A peine élu, le nouveau « Chef Supérieur » des Orungu, pose devant le Résident français de la circonscription, les grandes lignes des mesures qu’il entend prendre pour faire face à la décadence que connaissent le pays et le peuple orungu. C’est l’Acte du 1er juillet 1932 qui propose une nouvelle ère dans les rapports à établir avec l’occupant.

Voilà donc qu’en plein « essor » de la colonisation, un autochtone, un fils du pays osa penser ouvertement au devenir de son peuple et proposer une ligne d’actions. Cela était évidemment contraire aux intérêts du colonisateur, et fut aussitôt considéré comme subversif.

La sanction fut immédiate. Il fut condamné à 10 ans de prison et déporté en Oubangui-Chari (actuelle République Centrafricaine). L’Oubangui-Chari était le lieu d’exil et d’enfermement des prisonniers politiques de l’A.E.F. (Afrique Equatoriale Française). Benoît Ogoula Iquaqua Djemba y rencontra une autre grande figure de la résistance contre le régime colonial érigé au Gabon, Léon Mba. De cette rencontre naîtront une amitié et un respect mutuel.

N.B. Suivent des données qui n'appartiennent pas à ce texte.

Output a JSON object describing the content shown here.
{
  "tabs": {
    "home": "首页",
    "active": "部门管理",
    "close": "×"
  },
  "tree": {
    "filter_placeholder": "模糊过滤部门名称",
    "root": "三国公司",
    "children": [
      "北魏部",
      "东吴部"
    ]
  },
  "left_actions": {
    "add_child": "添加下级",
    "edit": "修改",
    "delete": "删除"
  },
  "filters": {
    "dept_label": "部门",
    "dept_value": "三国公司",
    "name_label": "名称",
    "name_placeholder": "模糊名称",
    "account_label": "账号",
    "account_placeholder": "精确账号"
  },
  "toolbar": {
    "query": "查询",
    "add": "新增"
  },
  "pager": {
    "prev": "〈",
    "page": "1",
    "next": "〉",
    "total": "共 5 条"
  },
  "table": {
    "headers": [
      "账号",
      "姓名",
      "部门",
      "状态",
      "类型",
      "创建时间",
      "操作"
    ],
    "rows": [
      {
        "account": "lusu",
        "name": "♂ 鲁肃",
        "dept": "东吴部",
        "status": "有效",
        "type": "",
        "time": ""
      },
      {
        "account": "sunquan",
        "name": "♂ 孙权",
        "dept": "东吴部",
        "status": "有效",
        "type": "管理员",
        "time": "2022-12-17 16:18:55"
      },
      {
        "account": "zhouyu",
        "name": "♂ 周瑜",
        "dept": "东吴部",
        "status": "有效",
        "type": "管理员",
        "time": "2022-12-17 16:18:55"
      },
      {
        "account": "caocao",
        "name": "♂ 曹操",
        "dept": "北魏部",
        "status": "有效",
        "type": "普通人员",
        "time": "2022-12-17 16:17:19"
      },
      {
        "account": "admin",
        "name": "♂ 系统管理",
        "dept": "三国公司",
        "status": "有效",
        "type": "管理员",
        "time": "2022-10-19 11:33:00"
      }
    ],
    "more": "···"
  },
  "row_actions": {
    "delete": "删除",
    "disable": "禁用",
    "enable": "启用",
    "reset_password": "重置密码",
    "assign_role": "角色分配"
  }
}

Cette déportation causa un grand émoi, et un désarroi dans la communauté orungu. Durant ces années passées loin des siens, sa mère vécut dans l’angoisse, l’inquiétude, avec l’effroyable idée de ne jamais revoir son fils vivant.

Ainsi, après le règne de Rébéla Ozwa, Ogoula Iquaqua Djemba fut le dernier « Chef Supérieur » choisi par les Orungu mais rejeté par l’Administration coloniale française.

Après son refus d’entériner le choix d’Ogoula Iquaqua Djemba comme leur « Chef Supérieur » par les Orungu, l’Administration coloniale demanda à ces derniers de procéder à l’élection d’un Chef de Canton à la place du Chef Supérieur. Ce qui changeait tout. Les Orungu, pas dupes, refusèrent cette offre et n’organisèrent pas de scrutin.

Durant cet exil, Ogoula Iquaqua Djemba a pris le temps de transcrire l’essentiel de sa pensée et de son action : « Dans mon milieu, les pleurs, la souffrance, l’injustice m’ont toujours inspiré le désir, parfois irrésistible, d’y remédier ».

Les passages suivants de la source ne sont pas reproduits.